I like the idea of transposing phrases from “Ave Maria.” Right now in the St. Louis choir we are doing a Schubert mass with virtuosic lines I am not used to tackling. I have been making a conscious effort to work through one particularly challenging line. I was walking around the other day singing, over and over: “Hosanna in excelsis, Hosanna in exce-e-e-elsis, Hosa-a-a-a-na in excelsis!”
Surely that helps!
I also like the acting exercises. That would make things less boring, singing your scale joyful, reverent, or mysterious. Sometimes in choir our director, Frank Scinta, tells us to darken our tone, or make it brighter.
So these are suggestions I can build on. Also, I need to get into the zone.
I need to be a singer. Drink tea, wear scarves, obsessively listen to recordings, all of that. Do Pilates. I always associate Pilates with any physical endeavor.
This reminds me: Wwhen I was a student at UB. for a couple of semesters I decided to take some dance classes. And when I did, I walked the walk. I ran right out and got those ‘80s leg warmers. I walked around my student apartment in leotards and ostentatiously did stretches. On campus, I made sure I was seen daily at the dance building, Harriman Hall. Even when I didn’t have class, there I would be in my ballet flats and leg warmers. See and be seen! And I would do more stretches.

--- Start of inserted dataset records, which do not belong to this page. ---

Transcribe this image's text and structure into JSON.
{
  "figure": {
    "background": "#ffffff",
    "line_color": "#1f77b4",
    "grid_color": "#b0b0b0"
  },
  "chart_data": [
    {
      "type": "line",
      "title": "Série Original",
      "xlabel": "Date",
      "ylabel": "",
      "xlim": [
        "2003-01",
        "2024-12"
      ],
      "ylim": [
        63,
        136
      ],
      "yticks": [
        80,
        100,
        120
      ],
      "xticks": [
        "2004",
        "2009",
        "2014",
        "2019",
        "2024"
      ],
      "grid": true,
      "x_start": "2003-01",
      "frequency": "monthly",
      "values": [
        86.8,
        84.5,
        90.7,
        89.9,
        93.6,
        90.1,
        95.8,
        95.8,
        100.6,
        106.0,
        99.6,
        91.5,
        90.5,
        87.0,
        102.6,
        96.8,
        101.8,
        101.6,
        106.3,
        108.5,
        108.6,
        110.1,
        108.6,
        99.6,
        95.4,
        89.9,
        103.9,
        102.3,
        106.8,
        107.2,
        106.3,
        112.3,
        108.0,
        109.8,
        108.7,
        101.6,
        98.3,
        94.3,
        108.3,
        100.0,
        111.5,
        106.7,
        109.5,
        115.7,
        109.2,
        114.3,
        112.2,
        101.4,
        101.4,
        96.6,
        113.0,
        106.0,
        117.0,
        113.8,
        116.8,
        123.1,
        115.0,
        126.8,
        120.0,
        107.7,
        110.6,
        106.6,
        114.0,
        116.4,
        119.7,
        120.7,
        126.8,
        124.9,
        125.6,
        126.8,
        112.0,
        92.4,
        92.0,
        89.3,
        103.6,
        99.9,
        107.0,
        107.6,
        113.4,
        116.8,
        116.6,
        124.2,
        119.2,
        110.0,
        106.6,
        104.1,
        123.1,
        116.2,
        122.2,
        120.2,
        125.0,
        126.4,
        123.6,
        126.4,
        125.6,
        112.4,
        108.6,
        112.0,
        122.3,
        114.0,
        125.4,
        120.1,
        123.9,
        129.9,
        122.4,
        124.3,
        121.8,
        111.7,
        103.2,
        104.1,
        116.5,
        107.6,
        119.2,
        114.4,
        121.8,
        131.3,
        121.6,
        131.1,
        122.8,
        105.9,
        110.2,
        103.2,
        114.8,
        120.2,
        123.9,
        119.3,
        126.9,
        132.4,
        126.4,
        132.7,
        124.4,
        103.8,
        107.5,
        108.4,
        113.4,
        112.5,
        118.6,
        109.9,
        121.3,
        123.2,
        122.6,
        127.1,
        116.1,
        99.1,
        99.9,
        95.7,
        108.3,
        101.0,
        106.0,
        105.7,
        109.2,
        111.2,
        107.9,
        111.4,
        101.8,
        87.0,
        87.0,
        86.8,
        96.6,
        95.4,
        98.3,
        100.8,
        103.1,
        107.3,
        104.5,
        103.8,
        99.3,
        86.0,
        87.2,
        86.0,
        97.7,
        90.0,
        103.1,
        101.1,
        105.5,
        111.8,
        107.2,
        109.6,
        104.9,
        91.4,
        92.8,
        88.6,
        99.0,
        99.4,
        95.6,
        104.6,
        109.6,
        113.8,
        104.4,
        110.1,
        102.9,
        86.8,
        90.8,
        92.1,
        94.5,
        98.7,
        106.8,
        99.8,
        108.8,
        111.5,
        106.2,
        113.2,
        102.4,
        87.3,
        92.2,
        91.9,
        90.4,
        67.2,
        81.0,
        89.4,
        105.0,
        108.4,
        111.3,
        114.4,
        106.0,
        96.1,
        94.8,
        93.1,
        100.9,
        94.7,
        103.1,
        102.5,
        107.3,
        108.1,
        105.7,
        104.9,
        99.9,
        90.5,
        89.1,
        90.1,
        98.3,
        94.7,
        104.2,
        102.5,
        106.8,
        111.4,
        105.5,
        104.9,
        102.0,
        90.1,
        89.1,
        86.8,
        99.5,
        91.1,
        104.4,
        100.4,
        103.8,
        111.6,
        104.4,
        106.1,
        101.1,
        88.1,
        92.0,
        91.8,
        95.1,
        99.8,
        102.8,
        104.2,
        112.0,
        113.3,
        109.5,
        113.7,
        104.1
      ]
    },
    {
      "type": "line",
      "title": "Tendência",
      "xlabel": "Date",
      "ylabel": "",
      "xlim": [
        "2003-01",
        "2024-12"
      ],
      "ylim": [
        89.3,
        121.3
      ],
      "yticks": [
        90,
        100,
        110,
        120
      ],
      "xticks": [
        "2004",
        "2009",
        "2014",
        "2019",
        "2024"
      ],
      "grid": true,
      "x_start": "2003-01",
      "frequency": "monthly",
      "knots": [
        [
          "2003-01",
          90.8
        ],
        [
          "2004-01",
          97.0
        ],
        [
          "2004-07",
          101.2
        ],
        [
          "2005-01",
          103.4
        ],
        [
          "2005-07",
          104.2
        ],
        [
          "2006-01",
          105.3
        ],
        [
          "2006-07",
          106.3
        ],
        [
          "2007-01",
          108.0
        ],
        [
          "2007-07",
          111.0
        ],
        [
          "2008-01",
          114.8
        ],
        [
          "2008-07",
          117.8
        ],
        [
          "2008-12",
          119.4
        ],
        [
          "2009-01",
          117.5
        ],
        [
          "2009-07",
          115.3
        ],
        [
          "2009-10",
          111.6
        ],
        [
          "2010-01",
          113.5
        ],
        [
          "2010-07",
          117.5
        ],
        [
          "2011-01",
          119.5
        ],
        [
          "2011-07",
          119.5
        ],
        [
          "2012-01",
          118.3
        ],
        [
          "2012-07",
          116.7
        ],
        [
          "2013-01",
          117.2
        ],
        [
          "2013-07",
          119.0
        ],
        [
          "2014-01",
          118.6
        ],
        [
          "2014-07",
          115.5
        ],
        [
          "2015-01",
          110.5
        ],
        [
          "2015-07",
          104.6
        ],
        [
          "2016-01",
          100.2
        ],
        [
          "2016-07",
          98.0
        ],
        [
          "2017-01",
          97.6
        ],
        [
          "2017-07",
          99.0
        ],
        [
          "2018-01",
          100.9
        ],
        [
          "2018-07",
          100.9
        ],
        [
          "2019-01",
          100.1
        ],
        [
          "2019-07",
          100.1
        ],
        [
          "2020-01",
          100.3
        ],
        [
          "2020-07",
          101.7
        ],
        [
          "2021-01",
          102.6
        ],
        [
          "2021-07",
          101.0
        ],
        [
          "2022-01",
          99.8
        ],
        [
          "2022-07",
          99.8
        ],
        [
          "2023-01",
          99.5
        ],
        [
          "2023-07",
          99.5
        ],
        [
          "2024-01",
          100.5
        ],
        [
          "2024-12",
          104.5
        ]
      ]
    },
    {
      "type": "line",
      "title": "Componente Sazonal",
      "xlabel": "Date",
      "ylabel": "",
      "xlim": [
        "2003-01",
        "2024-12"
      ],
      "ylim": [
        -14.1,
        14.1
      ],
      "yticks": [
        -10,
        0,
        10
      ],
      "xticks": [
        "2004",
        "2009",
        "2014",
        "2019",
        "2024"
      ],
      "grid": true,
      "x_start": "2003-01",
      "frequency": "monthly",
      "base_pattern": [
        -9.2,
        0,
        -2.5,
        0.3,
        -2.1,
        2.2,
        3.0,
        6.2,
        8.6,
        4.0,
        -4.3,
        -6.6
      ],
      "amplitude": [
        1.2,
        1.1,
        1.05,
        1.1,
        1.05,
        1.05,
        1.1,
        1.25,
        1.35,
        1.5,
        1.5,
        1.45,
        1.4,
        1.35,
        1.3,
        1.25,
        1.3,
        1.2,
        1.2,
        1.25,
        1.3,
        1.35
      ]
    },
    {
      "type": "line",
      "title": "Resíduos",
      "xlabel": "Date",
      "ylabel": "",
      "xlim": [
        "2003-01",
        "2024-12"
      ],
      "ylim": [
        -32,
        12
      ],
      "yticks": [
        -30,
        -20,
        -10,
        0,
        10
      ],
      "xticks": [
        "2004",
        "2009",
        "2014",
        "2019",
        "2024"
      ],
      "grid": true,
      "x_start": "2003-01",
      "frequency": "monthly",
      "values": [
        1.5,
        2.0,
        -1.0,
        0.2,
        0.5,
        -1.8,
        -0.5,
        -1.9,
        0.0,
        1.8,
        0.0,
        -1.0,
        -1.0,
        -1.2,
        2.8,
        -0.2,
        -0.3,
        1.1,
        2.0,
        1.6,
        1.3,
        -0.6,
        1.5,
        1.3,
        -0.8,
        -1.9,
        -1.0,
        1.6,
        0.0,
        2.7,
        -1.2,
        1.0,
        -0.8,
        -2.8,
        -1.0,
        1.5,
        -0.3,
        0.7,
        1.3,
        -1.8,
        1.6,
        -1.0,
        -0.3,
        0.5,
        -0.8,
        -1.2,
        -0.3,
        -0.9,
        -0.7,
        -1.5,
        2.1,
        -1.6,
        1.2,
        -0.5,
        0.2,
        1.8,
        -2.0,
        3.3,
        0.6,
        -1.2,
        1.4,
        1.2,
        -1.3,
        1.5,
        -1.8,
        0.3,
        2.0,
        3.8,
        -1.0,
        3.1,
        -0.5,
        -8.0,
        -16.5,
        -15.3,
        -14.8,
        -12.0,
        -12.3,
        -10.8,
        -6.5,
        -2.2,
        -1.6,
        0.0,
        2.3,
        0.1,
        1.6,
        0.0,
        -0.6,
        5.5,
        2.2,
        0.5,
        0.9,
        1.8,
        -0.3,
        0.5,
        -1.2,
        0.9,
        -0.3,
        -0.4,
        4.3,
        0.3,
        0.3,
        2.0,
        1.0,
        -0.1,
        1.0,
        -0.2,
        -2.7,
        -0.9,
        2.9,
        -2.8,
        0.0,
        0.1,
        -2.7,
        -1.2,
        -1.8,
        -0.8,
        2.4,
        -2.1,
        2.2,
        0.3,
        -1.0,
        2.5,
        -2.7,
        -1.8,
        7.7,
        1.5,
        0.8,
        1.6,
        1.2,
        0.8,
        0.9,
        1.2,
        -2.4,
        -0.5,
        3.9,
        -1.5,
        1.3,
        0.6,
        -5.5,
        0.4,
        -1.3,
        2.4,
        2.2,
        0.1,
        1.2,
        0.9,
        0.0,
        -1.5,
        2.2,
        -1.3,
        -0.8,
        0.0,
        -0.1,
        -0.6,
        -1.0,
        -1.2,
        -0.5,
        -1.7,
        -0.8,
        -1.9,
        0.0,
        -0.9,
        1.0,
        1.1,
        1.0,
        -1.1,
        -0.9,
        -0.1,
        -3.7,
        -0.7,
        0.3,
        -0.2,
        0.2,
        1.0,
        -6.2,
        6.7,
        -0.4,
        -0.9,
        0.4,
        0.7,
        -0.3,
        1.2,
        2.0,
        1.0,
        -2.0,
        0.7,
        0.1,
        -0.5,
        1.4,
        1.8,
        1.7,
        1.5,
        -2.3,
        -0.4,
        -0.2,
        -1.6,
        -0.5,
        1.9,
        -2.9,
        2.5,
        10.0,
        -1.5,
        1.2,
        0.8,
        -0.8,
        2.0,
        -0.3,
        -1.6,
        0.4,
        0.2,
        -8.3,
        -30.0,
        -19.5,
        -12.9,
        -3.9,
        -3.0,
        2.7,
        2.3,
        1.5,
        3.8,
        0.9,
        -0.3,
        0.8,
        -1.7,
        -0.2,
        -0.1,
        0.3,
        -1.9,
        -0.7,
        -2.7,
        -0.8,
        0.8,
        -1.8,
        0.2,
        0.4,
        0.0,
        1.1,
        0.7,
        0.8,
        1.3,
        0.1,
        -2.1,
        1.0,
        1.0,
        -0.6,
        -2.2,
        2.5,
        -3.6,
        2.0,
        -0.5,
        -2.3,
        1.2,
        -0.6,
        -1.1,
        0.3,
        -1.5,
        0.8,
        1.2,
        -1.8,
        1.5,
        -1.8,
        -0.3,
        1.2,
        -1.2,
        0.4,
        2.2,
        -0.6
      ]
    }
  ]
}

End result, as we say here in Buffalo: Straight A’s, in all my dance classes! One of my roommates got crabby about it and said, “I wish I could dance my way onto the Dean’s List.”
Moral of the story: You have to be all in. You have to become what you want to be and keep up appearances to the point of obnoxiousness. If I do that, doing the vocal exercises will be less of a pain. It will be part of what I naturally do, the way I would do those stretches for my UB dance classes.
Starting here, starting now, this is the plan. Do the warmups and walk the walk.
Also, as long as we are reveling in cliches: Eyes on the prize! Think of what a thrill it will be to expand my range and be able to sing Schubert lieder I have always loved.
One final note, I hereby commit to updating my friends on my progress. Even if it is just a quick report at the end of a post about something else. That will keep me accountable and keep me going.
I will get brave and make some videos of how I am doing. It will be embarrassing, but also fun. That is a topic to explore sometime: Things that are embarrassing but fun.
Onward, as our St. Louis choir director says in his texts.
And upward!
I play in a flute choir that practices in Amherst (18 of us, everything from bass flute to piccolo) and also in the Boston Town Band. I should also practice scales, exercises and tone work, but the pieces are much more fun!
Loved this article! I took an Intro to Dance class at UB, and loved wearing leotards legitimately! I also play flute, and hate doing the exercises! I know they're beneficial, but sometimes it's hard just finding the time to practice our performance pieces. Good luck with your quest!